A: To simplify the result of dividing fractions, you need to divide both the numerator and denominator by their greatest common divisor (GCD). If the GCD is 1, then the fraction is already simplified.

Q: What if the GCD is not 1?

A: If the GCD is not 1, then you need to divide both the numerator and denominator by the GCD to simplify the fraction. For example, if you have the fraction 1218\frac{12}{18}, the GCD is 6. To simplify the fraction, you would divide both the numerator and denominator by 6, resulting in 23\frac{2}{3}.

Q: Can I divide a fraction by a fraction?

A: Yes, you can divide a fraction by a fraction. To do this, you need to invert the second fraction and then multiply the fractions together. For example, if you have the fraction 12\frac{1}{2} divided by 34\frac{3}{4}, you would invert the second fraction and multiply the fractions together:

12÷34=12×43=46=23\frac{1}{2} \div \frac{3}{4} = \frac{1}{2} \times \frac{4}{3} = \frac{4}{6} = \frac{2}{3}

Q: What if I have a negative fraction?

A: If you have a negative fraction, you can simply multiply the fraction by -1 to make it positive. For example, if you have the fraction 12-\frac{1}{2}, you can multiply it by -1 to get 12\frac{1}{2}.

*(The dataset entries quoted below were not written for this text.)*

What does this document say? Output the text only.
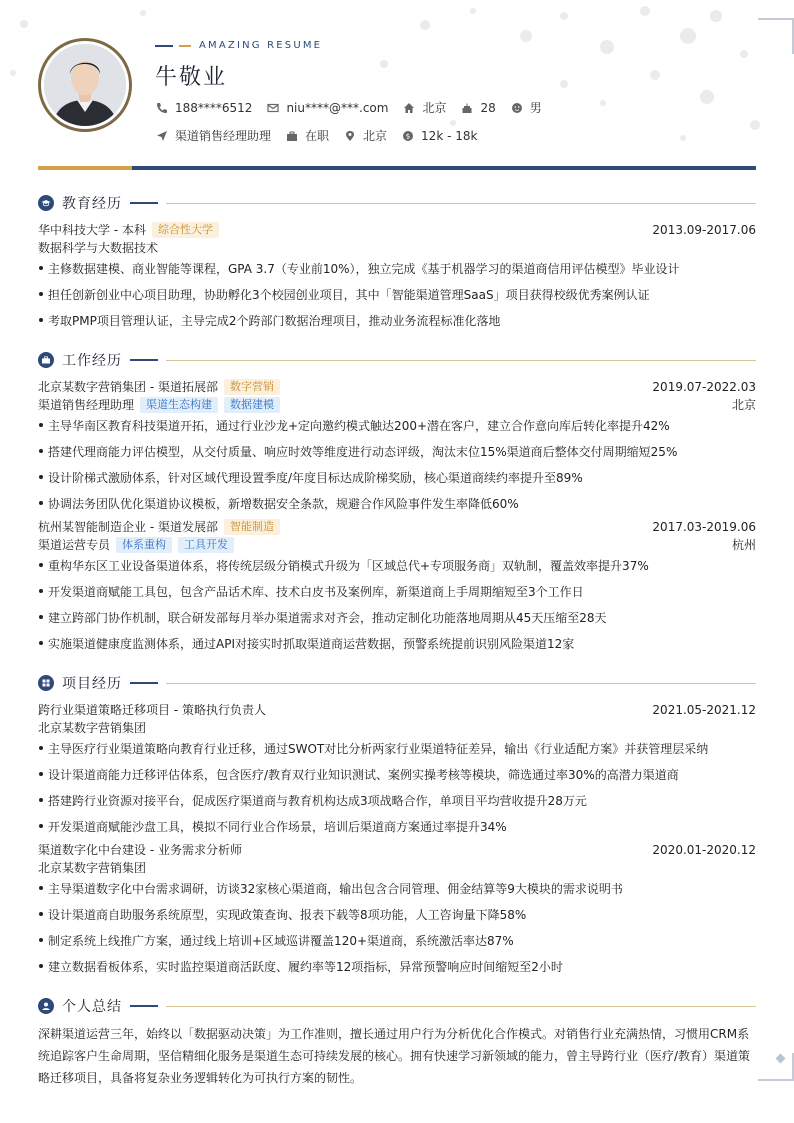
AMAZING RESUME
牛敬业
188****6512	niu****@***.com	北京	28	男
渠道销售经理助理	在职	北京	$ 12k - 18k
教育经历
华中科技大学 - 本科	综合性大学	2013.09-2017.06
数据科学与大数据技术
主修数据建模、商业智能等课程，GPA 3.7（专业前10%），独立完成《基于机器学习的渠道商信用评估模型》毕业设计
担任创新创业中心项目助理，协助孵化3个校园创业项目，其中「智能渠道管理SaaS」项目获得校级优秀案例认证
考取PMP项目管理认证，主导完成2个跨部门数据治理项目，推动业务流程标准化落地
工作经历
北京某数字营销集团 - 渠道拓展部	数字营销	2019.07-2022.03
渠道销售经理助理	渠道生态构建	数据建模	北京
主导华南区教育科技渠道开拓，通过行业沙龙+定向邀约模式触达200+潜在客户，建立合作意向库后转化率提升42%
搭建代理商能力评估模型，从交付质量、响应时效等维度进行动态评级，淘汰末位15%渠道商后整体交付周期缩短25%
设计阶梯式激励体系，针对区域代理设置季度/年度目标达成阶梯奖励，核心渠道商续约率提升至89%
协调法务团队优化渠道协议模板，新增数据安全条款，规避合作风险事件发生率降低60%
杭州某智能制造企业 - 渠道发展部	智能制造	2017.03-2019.06
渠道运营专员	体系重构	工具开发	杭州
重构华东区工业设备渠道体系，将传统层级分销模式升级为「区域总代+专项服务商」双轨制，覆盖效率提升37%
开发渠道商赋能工具包，包含产品话术库、技术白皮书及案例库，新渠道商上手周期缩短至3个工作日
建立跨部门协作机制，联合研发部每月举办渠道需求对齐会，推动定制化功能落地周期从45天压缩至28天
实施渠道健康度监测体系，通过API对接实时抓取渠道商运营数据，预警系统提前识别风险渠道12家
项目经历
跨行业渠道策略迁移项目 - 策略执行负责人	2021.05-2021.12
北京某数字营销集团
主导医疗行业渠道策略向教育行业迁移，通过SWOT对比分析两家行业渠道特征差异，输出《行业适配方案》并获管理层采纳
设计渠道商能力迁移评估体系，包含医疗/教育双行业知识测试、案例实操考核等模块，筛选通过率30%的高潜力渠道商
搭建跨行业资源对接平台，促成医疗渠道商与教育机构达成3项战略合作，单项目平均营收提升28万元
开发渠道商赋能沙盘工具，模拟不同行业合作场景，培训后渠道商方案通过率提升34%
渠道数字化中台建设 - 业务需求分析师	2020.01-2020.12
北京某数字营销集团
主导渠道数字化中台需求调研，访谈32家核心渠道商，输出包含合同管理、佣金结算等9大模块的需求说明书
设计渠道商自助服务系统原型，实现政策查询、报表下载等8项功能，人工咨询量下降58%
制定系统上线推广方案，通过线上培训+区域巡讲覆盖120+渠道商，系统激活率达87%
建立数据看板体系，实时监控渠道商活跃度、履约率等12项指标，异常预警响应时间缩短至2小时
个人总结
深耕渠道运营三年，始终以「数据驱动决策」为工作准则，擅长通过用户行为分析优化合作模式。对销售行业充满热情，习惯用CRM系统追踪客户生命周期，坚信精细化服务是渠道生态可持续发展的核心。拥有快速学习新领域的能力，曾主导跨行业（医疗/教育）渠道策略迁移项目，具备将复杂业务逻辑转化为可执行方案的韧性。
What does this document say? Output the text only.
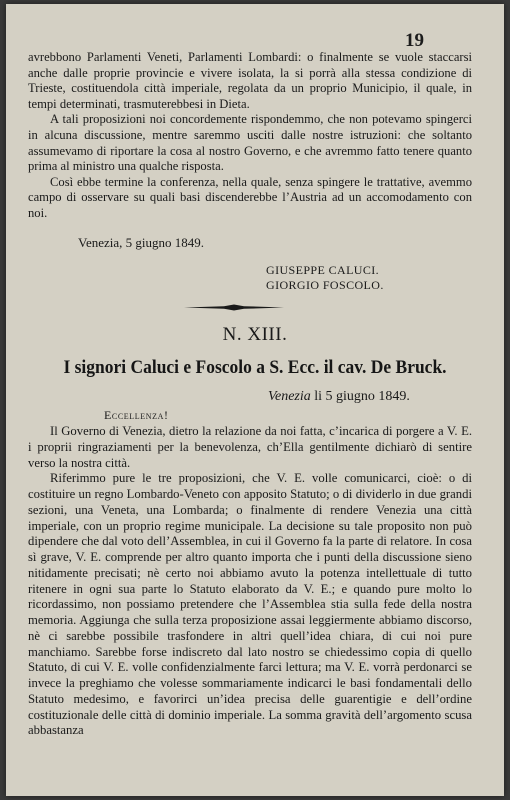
19

avrebbono Parlamenti Veneti, Parlamenti Lombardi: o finalmente se vuole staccarsi anche dalle proprie provincie e vivere isolata, la si porrà alla stessa condizione di Trieste, costituendola città imperiale, regolata da un proprio Municipio, il quale, in tempi determinati, trasmuterebbesi in Dieta.

A tali proposizioni noi concordemente rispondemmo, che non potevamo spingerci in alcuna discussione, mentre saremmo usciti dalle nostre istruzioni: che soltanto assumevamo di riportare la cosa al nostro Governo, e che avremmo fatto tenere quanto prima al ministro una qualche risposta.

Così ebbe termine la conferenza, nella quale, senza spingere le trattative, avemmo campo di osservare su quali basi discenderebbe l’Austria ad un accomodamento con noi.

Venezia, 5 giugno 1849.
GIUSEPPE CALUCI.
GIORGIO FOSCOLO.
N. XIII.
I signori Caluci e Foscolo a S. Ecc. il cav. De Bruck.
Venezia li 5 giugno 1849.
Eccellenza!

Il Governo di Venezia, dietro la relazione da noi fatta, c’incarica di porgere a V. E. i proprii ringraziamenti per la benevolenza, ch’Ella gentilmente dichiarò di sentire verso la nostra città.

Riferimmo pure le tre proposizioni, che V. E. volle comunicarci, cioè: o di costituire un regno Lombardo-Veneto con apposito Statuto; o di dividerlo in due grandi sezioni, una Veneta, una Lombarda; o finalmente di rendere Venezia una città imperiale, con un proprio regime municipale. La decisione su tale proposito non può dipendere che dal voto dell’Assemblea, in cui il Governo fa la parte di relatore. In cosa sì grave, V. E. comprende per altro quanto importa che i punti della discussione sieno nitidamente precisati; nè certo noi abbiamo avuto la potenza intellettuale di tutto ritenere in ogni sua parte lo Statuto elaborato da V. E.; e quando pure molto lo ricordassimo, non possiamo pretendere che l’Assemblea stia sulla fede della nostra memoria. Aggiunga che sulla terza proposizione assai leggiermente abbiamo discorso, nè ci sarebbe possibile trasfondere in altri quell’idea chiara, di cui noi pure manchiamo. Sarebbe forse indiscreto dal lato nostro se chiedessimo copia di quello Statuto, di cui V. E. volle confidenzialmente farci lettura; ma V. E. vorrà perdonarci se invece la preghiamo che volesse sommariamente indicarci le basi fondamentali dello Statuto medesimo, e favorirci un’idea precisa delle guarentigie e dell’ordine costituzionale delle città di dominio imperiale. La somma gravità dell’argomento scusa abbastanza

Q: Can I divide a fraction by a decimal?

A: Yes, you can divide a fraction by a decimal. To do this, you need to convert the decimal to a fraction and then divide the fractions together. For example, if you have the fraction 12\frac{1}{2} divided by 0.5, you would convert the decimal to a fraction and then divide the fractions together:

12÷0.5=12÷12=12×21=1\frac{1}{2} \div 0.5 = \frac{1}{2} \div \frac{1}{2} = \frac{1}{2} \times \frac{2}{1} = 1

Q: What if I have a mixed number?

A: If you have a mixed number, you can convert it to an improper fraction and then divide the fractions together. For example, if you have the mixed number 2122\frac{1}{2}, you can convert it to an improper fraction and then divide the fractions together:

212=522\frac{1}{2} = \frac{5}{2}

52÷3=52×13=56\frac{5}{2} \div 3 = \frac{5}{2} \times \frac{1}{3} = \frac{5}{6}

Conclusion

Dividing fractions can be a challenging concept, but with practice and patience, you'll become a master of it in no time! Remember to always invert the second fraction, use the correct rule, and simplify the result to get the correct answer. With these tips and tricks, you'll be able to solve various problems in algebra, geometry, and other branches of mathematics.